The overall success of a community is dependent on the health and well-being of all of its members, according to Jackie Hickey, RN and community health advisor at Bayshore Home Health. And being around like-minded people with similar interests is a great vitamin. Sharing ideas and fears with your peers, knowing you are not alone, having someone to come to your aid—these all provide us with emotional and physical security. After all, “being accepted and involved is applicable at any age,” says Jackie.
But for many older adults, the challenges presented by the passing of time can be overwhelming and even debilitating, leading to isolation and depression. What happens when the mere act of getting out of a chair becomes a strain?
One great solution is the retirement residence, which offers many social opportunities that engage the mind, body and soul, right at your doorstep. Just ask Doreen Burrows, a resident of Amica at Douglas House in Victoria, B.C. After a terrible car accident, the 85-year-old widow realized it was time to reevaluate her living arrangements: “I tell seniors... we are co-dependent; if you take a walk and fall, you are dependent on the kindness of others to help you up. To say you’re independent and won’t receive any help is just prideful.”

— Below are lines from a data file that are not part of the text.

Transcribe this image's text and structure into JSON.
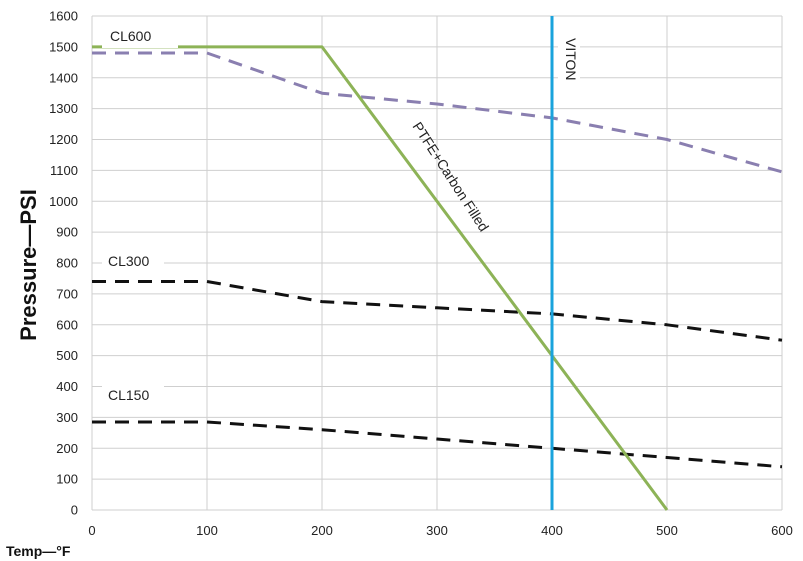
{
  "chart_data": {
    "type": "line",
    "xlabel": "Temp—°F",
    "ylabel": "Pressure—PSI",
    "xlim": [
      0,
      600
    ],
    "ylim": [
      0,
      1600
    ],
    "xticks": [
      "0",
      "100",
      "200",
      "300",
      "400",
      "500",
      "600"
    ],
    "yticks": [
      "0",
      "100",
      "200",
      "300",
      "400",
      "500",
      "600",
      "700",
      "800",
      "900",
      "1000",
      "1100",
      "1200",
      "1300",
      "1400",
      "1500",
      "1600"
    ],
    "grid": true,
    "series": [
      {
        "name": "CL600",
        "style": "dashed",
        "color": "#8a7fb0",
        "x": [
          0,
          100,
          200,
          300,
          400,
          500,
          600
        ],
        "y": [
          1480,
          1480,
          1350,
          1315,
          1270,
          1200,
          1095
        ]
      },
      {
        "name": "CL300",
        "style": "dashed",
        "color": "#111111",
        "x": [
          0,
          100,
          200,
          300,
          400,
          500,
          600
        ],
        "y": [
          740,
          740,
          675,
          655,
          635,
          600,
          550
        ]
      },
      {
        "name": "CL150",
        "style": "dashed",
        "color": "#111111",
        "x": [
          0,
          100,
          200,
          300,
          400,
          500,
          600
        ],
        "y": [
          285,
          285,
          260,
          230,
          200,
          170,
          140
        ]
      },
      {
        "name": "PTFE+Carbon Filled",
        "style": "solid",
        "color": "#8db357",
        "x": [
          0,
          200,
          500
        ],
        "y": [
          1500,
          1500,
          0
        ]
      },
      {
        "name": "VITON",
        "style": "solid",
        "color": "#1aa3dc",
        "x": [
          400,
          400
        ],
        "y": [
          0,
          1600
        ]
      }
    ]
  }
}
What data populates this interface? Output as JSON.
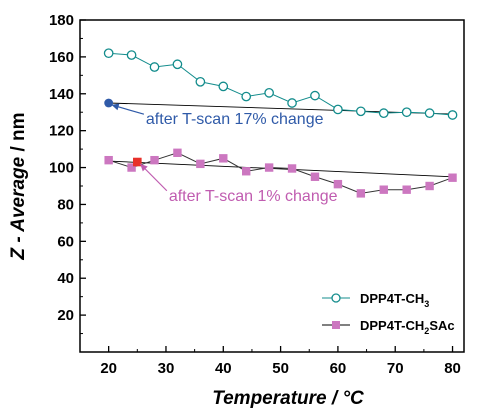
{
  "chart_data": {
    "type": "scatter",
    "xlabel": "Temperature / °C",
    "ylabel_parts": {
      "italic": "Z - Average",
      "plain": " / nm"
    },
    "xlim": [
      15,
      82
    ],
    "ylim": [
      0,
      180
    ],
    "x_ticks": [
      20,
      30,
      40,
      50,
      60,
      70,
      80
    ],
    "y_ticks": [
      20,
      40,
      60,
      80,
      100,
      120,
      140,
      160,
      180
    ],
    "legend_position": "bottom-right",
    "series": [
      {
        "name_parts": {
          "base": "DPP4T-CH",
          "sub": "3",
          "rest": ""
        },
        "marker": "open-circle",
        "color": "#138c8c",
        "x": [
          20,
          24,
          28,
          32,
          36,
          40,
          44,
          48,
          52,
          56,
          60,
          64,
          68,
          72,
          76,
          80
        ],
        "y": [
          162,
          161,
          154.5,
          156,
          146.5,
          144,
          138.5,
          140.5,
          135,
          139,
          131.5,
          130.5,
          129.5,
          130,
          129.5,
          128.5
        ]
      },
      {
        "name_parts": {
          "base": "DPP4T-CH",
          "sub": "2",
          "rest": "SAc"
        },
        "marker": "filled-square",
        "color": "#cc77c0",
        "x": [
          20,
          24,
          28,
          32,
          36,
          40,
          44,
          48,
          52,
          56,
          60,
          64,
          68,
          72,
          76,
          80
        ],
        "y": [
          104,
          100,
          104,
          108,
          102,
          105,
          98,
          100,
          99.5,
          95,
          91,
          86,
          88,
          88,
          90,
          94.5
        ]
      }
    ],
    "after_points": [
      {
        "x": 20,
        "y": 135,
        "color": "#2f5aa8",
        "marker": "filled-circle"
      },
      {
        "x": 25,
        "y": 103,
        "color": "#e8302a",
        "marker": "filled-square"
      }
    ],
    "trend_lines": [
      {
        "x1": 20,
        "y1": 135,
        "x2": 80,
        "y2": 129
      },
      {
        "x1": 20,
        "y1": 103.5,
        "x2": 80,
        "y2": 95
      }
    ],
    "annotations": [
      {
        "text": "after T-scan 17% change",
        "color": "#2f5aa8",
        "x": 26.5,
        "y": 123.5,
        "arrow_to": {
          "x": 20.5,
          "y": 134
        }
      },
      {
        "text": "after T-scan 1% change",
        "color": "#c05cb0",
        "x": 30.5,
        "y": 82,
        "arrow_to": {
          "x": 25.5,
          "y": 102
        }
      }
    ]
  }
}
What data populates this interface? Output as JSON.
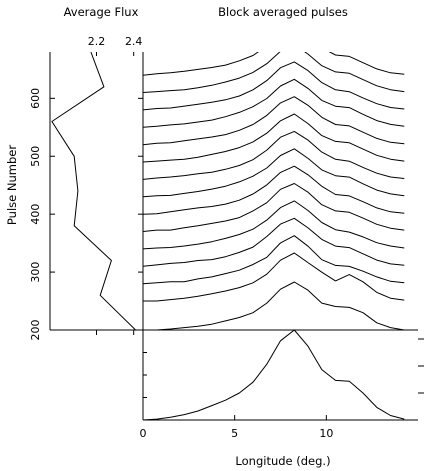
{
  "chart_data": [
    {
      "type": "line",
      "title": "Average Flux",
      "ylabel": "Pulse Number",
      "xlim": [
        1.95,
        2.45
      ],
      "ylim": [
        200,
        680
      ],
      "xticks": [
        2.2,
        2.4
      ],
      "yticks": [
        200,
        300,
        400,
        500,
        600
      ],
      "points": [
        {
          "flux": 2.41,
          "pulse": 200
        },
        {
          "flux": 2.22,
          "pulse": 260
        },
        {
          "flux": 2.28,
          "pulse": 320
        },
        {
          "flux": 2.08,
          "pulse": 380
        },
        {
          "flux": 2.1,
          "pulse": 440
        },
        {
          "flux": 2.08,
          "pulse": 500
        },
        {
          "flux": 1.96,
          "pulse": 560
        },
        {
          "flux": 2.24,
          "pulse": 620
        },
        {
          "flux": 2.17,
          "pulse": 680
        }
      ]
    },
    {
      "type": "line",
      "title": "Block averaged pulses",
      "ylim": [
        200,
        680
      ],
      "series": [
        {
          "base": 200,
          "values": [
            0.0,
            0.0,
            0.02,
            0.05,
            0.08,
            0.12,
            0.19,
            0.26,
            0.36,
            0.56,
            0.85,
            1.0,
            0.83,
            0.56,
            0.49,
            0.47,
            0.36,
            0.15,
            0.05,
            0.0
          ]
        },
        {
          "base": 250,
          "values": [
            0.0,
            0.0,
            0.03,
            0.06,
            0.1,
            0.15,
            0.21,
            0.28,
            0.38,
            0.56,
            0.85,
            1.0,
            0.8,
            0.6,
            0.42,
            0.55,
            0.4,
            0.18,
            0.06,
            0.02
          ]
        },
        {
          "base": 280,
          "values": [
            0.0,
            0.02,
            0.04,
            0.04,
            0.1,
            0.14,
            0.21,
            0.28,
            0.4,
            0.55,
            0.85,
            1.0,
            0.78,
            0.5,
            0.38,
            0.36,
            0.26,
            0.14,
            0.05,
            0.02
          ]
        },
        {
          "base": 310,
          "values": [
            0.0,
            0.03,
            0.06,
            0.08,
            0.12,
            0.14,
            0.2,
            0.29,
            0.4,
            0.62,
            0.88,
            1.0,
            0.8,
            0.56,
            0.42,
            0.39,
            0.26,
            0.13,
            0.05,
            0.02
          ]
        },
        {
          "base": 340,
          "values": [
            0.0,
            0.02,
            0.03,
            0.06,
            0.1,
            0.15,
            0.22,
            0.3,
            0.41,
            0.6,
            0.86,
            1.0,
            0.8,
            0.55,
            0.4,
            0.35,
            0.25,
            0.13,
            0.06,
            0.02
          ]
        },
        {
          "base": 370,
          "values": [
            0.0,
            0.03,
            0.03,
            0.08,
            0.12,
            0.17,
            0.22,
            0.29,
            0.43,
            0.6,
            0.88,
            1.0,
            0.82,
            0.56,
            0.43,
            0.4,
            0.28,
            0.15,
            0.07,
            0.03
          ]
        },
        {
          "base": 400,
          "values": [
            0.0,
            0.01,
            0.05,
            0.09,
            0.13,
            0.16,
            0.21,
            0.29,
            0.42,
            0.61,
            0.87,
            1.0,
            0.82,
            0.58,
            0.41,
            0.38,
            0.26,
            0.13,
            0.05,
            0.02
          ]
        },
        {
          "base": 430,
          "values": [
            0.0,
            0.02,
            0.03,
            0.07,
            0.11,
            0.16,
            0.22,
            0.31,
            0.43,
            0.6,
            0.86,
            1.0,
            0.8,
            0.56,
            0.44,
            0.41,
            0.27,
            0.14,
            0.06,
            0.02
          ]
        },
        {
          "base": 460,
          "values": [
            0.0,
            0.03,
            0.05,
            0.08,
            0.12,
            0.15,
            0.21,
            0.29,
            0.41,
            0.61,
            0.88,
            1.0,
            0.82,
            0.57,
            0.42,
            0.38,
            0.25,
            0.13,
            0.05,
            0.02
          ]
        },
        {
          "base": 490,
          "values": [
            0.0,
            0.02,
            0.04,
            0.06,
            0.1,
            0.16,
            0.22,
            0.3,
            0.42,
            0.6,
            0.86,
            1.0,
            0.8,
            0.55,
            0.43,
            0.4,
            0.27,
            0.14,
            0.06,
            0.02
          ]
        },
        {
          "base": 520,
          "values": [
            0.0,
            0.03,
            0.04,
            0.08,
            0.12,
            0.16,
            0.21,
            0.3,
            0.42,
            0.61,
            0.87,
            1.0,
            0.82,
            0.57,
            0.42,
            0.39,
            0.26,
            0.13,
            0.05,
            0.02
          ]
        },
        {
          "base": 550,
          "values": [
            0.0,
            0.02,
            0.05,
            0.07,
            0.11,
            0.15,
            0.22,
            0.31,
            0.43,
            0.6,
            0.86,
            1.0,
            0.81,
            0.56,
            0.44,
            0.41,
            0.27,
            0.14,
            0.06,
            0.02
          ]
        },
        {
          "base": 580,
          "values": [
            0.0,
            0.03,
            0.04,
            0.08,
            0.12,
            0.16,
            0.21,
            0.29,
            0.42,
            0.61,
            0.88,
            1.0,
            0.82,
            0.57,
            0.42,
            0.38,
            0.25,
            0.13,
            0.05,
            0.02
          ]
        },
        {
          "base": 610,
          "values": [
            0.0,
            0.02,
            0.04,
            0.06,
            0.1,
            0.15,
            0.22,
            0.3,
            0.42,
            0.6,
            0.86,
            1.0,
            0.8,
            0.56,
            0.43,
            0.4,
            0.27,
            0.14,
            0.06,
            0.02
          ]
        },
        {
          "base": 640,
          "values": [
            0.0,
            0.03,
            0.05,
            0.08,
            0.12,
            0.16,
            0.21,
            0.3,
            0.41,
            0.61,
            0.87,
            1.0,
            0.82,
            0.57,
            0.42,
            0.39,
            0.26,
            0.13,
            0.05,
            0.02
          ]
        }
      ]
    },
    {
      "type": "line",
      "xlabel": "Longitude (deg.)",
      "xlim": [
        0,
        15
      ],
      "xticks": [
        0,
        5,
        10
      ],
      "ylim": [
        0,
        1
      ],
      "x": [
        0.0,
        0.75,
        1.5,
        2.25,
        3.0,
        3.75,
        4.5,
        5.25,
        6.0,
        6.75,
        7.5,
        8.25,
        9.0,
        9.75,
        10.5,
        11.25,
        12.0,
        12.75,
        13.5,
        14.25
      ],
      "values": [
        0.0,
        0.01,
        0.03,
        0.06,
        0.1,
        0.16,
        0.22,
        0.3,
        0.42,
        0.62,
        0.88,
        1.0,
        0.82,
        0.56,
        0.44,
        0.43,
        0.3,
        0.14,
        0.05,
        0.01
      ]
    }
  ]
}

Chartwell Classic Oakville – Photograph by Tobi Asmoucha
Doreen is determined to make the most of her new situation as she animatedly rhymes off all the clubs and activities Amica has to offer: Happy Hour, lectures, yoga and meditation, sing-songs, reading groups, recitals, and the list goes on. “I recommend reading groups—I belong to two. When reading socially, together, you’re going to be sociable; you really get to know about a person... and each adds to the depth of the others. (I want to be able to say) I’m a better person for having known you.”